The first decision that has to be made is if you are going to use a real estate agent or try to sell your house on your own, often called for sale by owner, or FSBO. One of the big advantages with going to an agent is the marketing access agents have. They can get your house listed on major websites, on the national database of homes for sale, and they are only paid if your house sells, so they have all the motivation in the world to sell your house.

However, they can charge a total of 6%. If you have a lot of equity in the house, that might not be a big deal, but if it has to come out of your pocket, or limits how low you can go when you negotiate, you'll need to prioritize. But, if paying $12,000 on a $200,000 sale makes you nervous, statistics do show that using a real estate agent typically results in selling for a higher price, helping offset the cost of using the agent.

Marketing Your Home

Whether you use a real estate agent or not, you will want to get the best price possible for your home. This means you will need to prepare your home to look attractive to potential buyers, determine the right price to ask for your home, and attract the attention of as many buyers as possible.

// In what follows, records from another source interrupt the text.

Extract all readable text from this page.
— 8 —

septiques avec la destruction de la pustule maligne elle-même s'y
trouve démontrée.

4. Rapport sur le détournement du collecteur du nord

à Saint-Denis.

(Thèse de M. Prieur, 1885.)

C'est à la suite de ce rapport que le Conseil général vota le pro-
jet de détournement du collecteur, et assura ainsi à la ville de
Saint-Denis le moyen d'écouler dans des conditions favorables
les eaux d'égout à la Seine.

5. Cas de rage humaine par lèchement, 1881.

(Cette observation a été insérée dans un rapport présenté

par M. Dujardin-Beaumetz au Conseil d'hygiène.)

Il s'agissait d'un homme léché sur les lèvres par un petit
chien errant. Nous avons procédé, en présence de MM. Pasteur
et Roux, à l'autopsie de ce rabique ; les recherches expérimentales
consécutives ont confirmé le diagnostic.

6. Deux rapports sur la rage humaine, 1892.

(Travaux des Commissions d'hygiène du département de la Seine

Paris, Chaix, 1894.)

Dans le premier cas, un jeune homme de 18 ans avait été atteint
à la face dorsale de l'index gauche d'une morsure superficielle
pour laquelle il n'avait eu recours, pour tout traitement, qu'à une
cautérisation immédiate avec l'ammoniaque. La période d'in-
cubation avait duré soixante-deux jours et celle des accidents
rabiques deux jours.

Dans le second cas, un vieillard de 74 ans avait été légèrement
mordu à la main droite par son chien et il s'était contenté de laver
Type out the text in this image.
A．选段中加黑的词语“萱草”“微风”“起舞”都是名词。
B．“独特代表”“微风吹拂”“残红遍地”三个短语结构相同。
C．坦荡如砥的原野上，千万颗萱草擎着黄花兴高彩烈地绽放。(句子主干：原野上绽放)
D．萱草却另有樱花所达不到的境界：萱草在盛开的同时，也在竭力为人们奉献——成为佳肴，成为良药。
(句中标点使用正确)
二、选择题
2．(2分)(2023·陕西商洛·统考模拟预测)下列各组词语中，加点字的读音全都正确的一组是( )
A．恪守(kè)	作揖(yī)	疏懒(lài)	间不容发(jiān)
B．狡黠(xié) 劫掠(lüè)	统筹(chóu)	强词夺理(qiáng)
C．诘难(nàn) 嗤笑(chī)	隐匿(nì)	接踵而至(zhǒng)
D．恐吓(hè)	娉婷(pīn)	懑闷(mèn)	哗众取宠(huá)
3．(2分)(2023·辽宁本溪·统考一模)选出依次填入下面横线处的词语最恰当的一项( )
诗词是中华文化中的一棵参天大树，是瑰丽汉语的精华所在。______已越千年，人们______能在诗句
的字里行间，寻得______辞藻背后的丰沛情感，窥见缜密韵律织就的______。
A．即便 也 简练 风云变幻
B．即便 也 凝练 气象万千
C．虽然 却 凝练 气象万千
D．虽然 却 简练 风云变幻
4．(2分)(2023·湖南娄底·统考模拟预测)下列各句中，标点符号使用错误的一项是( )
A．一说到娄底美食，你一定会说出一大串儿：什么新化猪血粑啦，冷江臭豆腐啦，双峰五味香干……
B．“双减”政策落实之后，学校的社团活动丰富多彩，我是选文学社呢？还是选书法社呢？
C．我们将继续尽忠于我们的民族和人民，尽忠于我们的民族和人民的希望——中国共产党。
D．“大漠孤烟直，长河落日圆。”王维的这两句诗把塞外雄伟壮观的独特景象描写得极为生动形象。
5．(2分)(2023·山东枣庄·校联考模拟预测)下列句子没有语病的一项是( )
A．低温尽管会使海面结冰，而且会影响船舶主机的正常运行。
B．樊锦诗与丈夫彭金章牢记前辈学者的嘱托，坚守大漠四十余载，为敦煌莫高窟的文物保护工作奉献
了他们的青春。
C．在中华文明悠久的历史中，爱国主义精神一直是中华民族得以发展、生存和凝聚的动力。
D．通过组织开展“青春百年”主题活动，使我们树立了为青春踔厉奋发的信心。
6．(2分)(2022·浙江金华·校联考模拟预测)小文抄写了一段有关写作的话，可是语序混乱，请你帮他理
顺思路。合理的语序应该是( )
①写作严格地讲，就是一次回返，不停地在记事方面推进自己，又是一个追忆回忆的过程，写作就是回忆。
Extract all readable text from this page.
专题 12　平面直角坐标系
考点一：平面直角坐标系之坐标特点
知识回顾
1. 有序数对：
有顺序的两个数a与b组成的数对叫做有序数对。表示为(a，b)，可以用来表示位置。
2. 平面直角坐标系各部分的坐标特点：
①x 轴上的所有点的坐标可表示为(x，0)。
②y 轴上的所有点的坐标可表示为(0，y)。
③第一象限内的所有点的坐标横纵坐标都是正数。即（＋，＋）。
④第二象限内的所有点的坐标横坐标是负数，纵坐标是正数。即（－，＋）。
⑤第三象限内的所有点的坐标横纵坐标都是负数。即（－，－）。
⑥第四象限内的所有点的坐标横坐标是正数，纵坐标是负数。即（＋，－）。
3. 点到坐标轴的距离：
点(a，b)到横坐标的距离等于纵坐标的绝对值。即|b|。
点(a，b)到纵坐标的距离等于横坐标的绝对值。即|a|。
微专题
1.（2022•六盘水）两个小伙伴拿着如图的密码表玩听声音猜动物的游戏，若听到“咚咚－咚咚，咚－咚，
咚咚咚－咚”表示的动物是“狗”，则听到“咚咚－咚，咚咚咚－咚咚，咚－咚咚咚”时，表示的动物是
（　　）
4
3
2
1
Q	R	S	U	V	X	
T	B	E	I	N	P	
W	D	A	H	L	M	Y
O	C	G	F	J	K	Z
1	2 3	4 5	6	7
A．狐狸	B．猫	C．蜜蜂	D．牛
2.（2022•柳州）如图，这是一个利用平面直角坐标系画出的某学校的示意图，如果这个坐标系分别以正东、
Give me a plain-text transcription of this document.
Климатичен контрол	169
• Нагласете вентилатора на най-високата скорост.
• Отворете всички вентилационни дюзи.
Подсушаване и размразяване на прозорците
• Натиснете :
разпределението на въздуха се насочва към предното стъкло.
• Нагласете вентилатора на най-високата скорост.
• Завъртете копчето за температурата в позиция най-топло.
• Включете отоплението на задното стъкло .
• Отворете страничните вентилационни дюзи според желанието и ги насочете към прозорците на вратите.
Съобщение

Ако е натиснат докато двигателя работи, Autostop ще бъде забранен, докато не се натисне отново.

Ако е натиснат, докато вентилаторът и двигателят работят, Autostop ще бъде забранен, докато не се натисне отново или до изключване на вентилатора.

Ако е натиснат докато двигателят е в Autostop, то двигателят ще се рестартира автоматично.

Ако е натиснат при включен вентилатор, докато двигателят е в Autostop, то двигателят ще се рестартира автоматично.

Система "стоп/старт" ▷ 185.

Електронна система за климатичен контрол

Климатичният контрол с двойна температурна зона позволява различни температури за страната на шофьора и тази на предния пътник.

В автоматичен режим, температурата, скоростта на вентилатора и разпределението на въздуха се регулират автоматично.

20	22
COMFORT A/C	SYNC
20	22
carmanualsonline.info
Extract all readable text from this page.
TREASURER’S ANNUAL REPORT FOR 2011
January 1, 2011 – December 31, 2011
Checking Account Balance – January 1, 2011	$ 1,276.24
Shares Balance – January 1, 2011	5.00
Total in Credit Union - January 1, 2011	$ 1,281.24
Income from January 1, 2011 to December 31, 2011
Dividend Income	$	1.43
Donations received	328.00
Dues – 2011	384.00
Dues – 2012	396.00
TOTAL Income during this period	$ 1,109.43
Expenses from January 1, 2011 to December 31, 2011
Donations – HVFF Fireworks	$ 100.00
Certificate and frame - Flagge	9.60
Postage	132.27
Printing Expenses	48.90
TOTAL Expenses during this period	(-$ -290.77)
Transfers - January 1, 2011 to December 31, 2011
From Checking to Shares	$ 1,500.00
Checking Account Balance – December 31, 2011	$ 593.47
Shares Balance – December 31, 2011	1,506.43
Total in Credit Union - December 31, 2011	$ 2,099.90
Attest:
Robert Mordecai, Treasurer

Prepare Your Home for Sale

You are probably familiar with some of the basics of preparing your home for sale from your own experience, articles in the media, and TV shows. Your real estate agent can make additional suggestions and you may even choose to have an inspector do a pre-sales inspection to make sure necessary repairs are done before you put your home on the market.

Some common sense tips include:

  • Make sure the exterior of the home has 'curb appeal' by performing needed repairs, cleaning or painting, and sprucing up the landscaping
  • Repair anything that is not in good working order--no leaky faucets, unfinished projects, or even sticking doors that can raise questions in buyers' minds about home maintenance
  • Declutter your home and remove personal items so that the rooms and storage areas look spacious and buyers can imagine their own things in the space
  • Open blinds and drapes and turn on the lights and make sure your home is thoroughly cleaned and smells fresh

Determine the Right Price

One of the most important decisions you'll make early is what the listing price should be on your home. The listing price is the price that will show on any ads, databases, or websites. Unless the market is incredibly strong in your area, you probably won't actually sell your house for the listing price, so there are a few things you need to think about.

First, how much do you really think your home is worth? We all want to overvalue our own assets, but try to be objective. What would a reasonable person pay? You or your agent should check the actual prices that homes like yours in your area have sold for. Second, how badly do you need to sell? Are you moving for a job and need to sell within two months? That will motivate you to sell. Remember, each month you don't sell your home you are making another payment on it.

Attract Buyers' Attention

A real estate agent will almost always list your home on the multiple listing service, or MLS. This is a database that includes almost every home for sale by an agent in the United States. The MLS is nationwide, meaning agents in Maine can see your property for sale in Arizona. You aren't limited to a local market or a specific population, but you have the whole country as a potential market.

You could post on websites especially set up for 'for sale by owner' listings, but most of the time you are limiting yourself to buyers who are also looking for a deal. They know that if they shop with an agent the seller pays that agent 3%; so, instead of having an agent, those buyers are going to tend to be more aggressive in negotiating. So, while 6% sounds like a lot of money to sell your house, make sure you really think about the amount of work that is left on your shoulders should you decide to go it alone.

Negotiating a Price

When buyers want to put in an offer, you may get a verbal offer first, but you'll soon get a signed contract that essentially gives you the price, and any considerations they want. Maybe they want you to leave the kid's swing set. Maybe they want you to fix the fence. They can put almost any conditions in they want. Don't worry - you don't have to accept them; it's all just a piece of the big negotiation puzzle.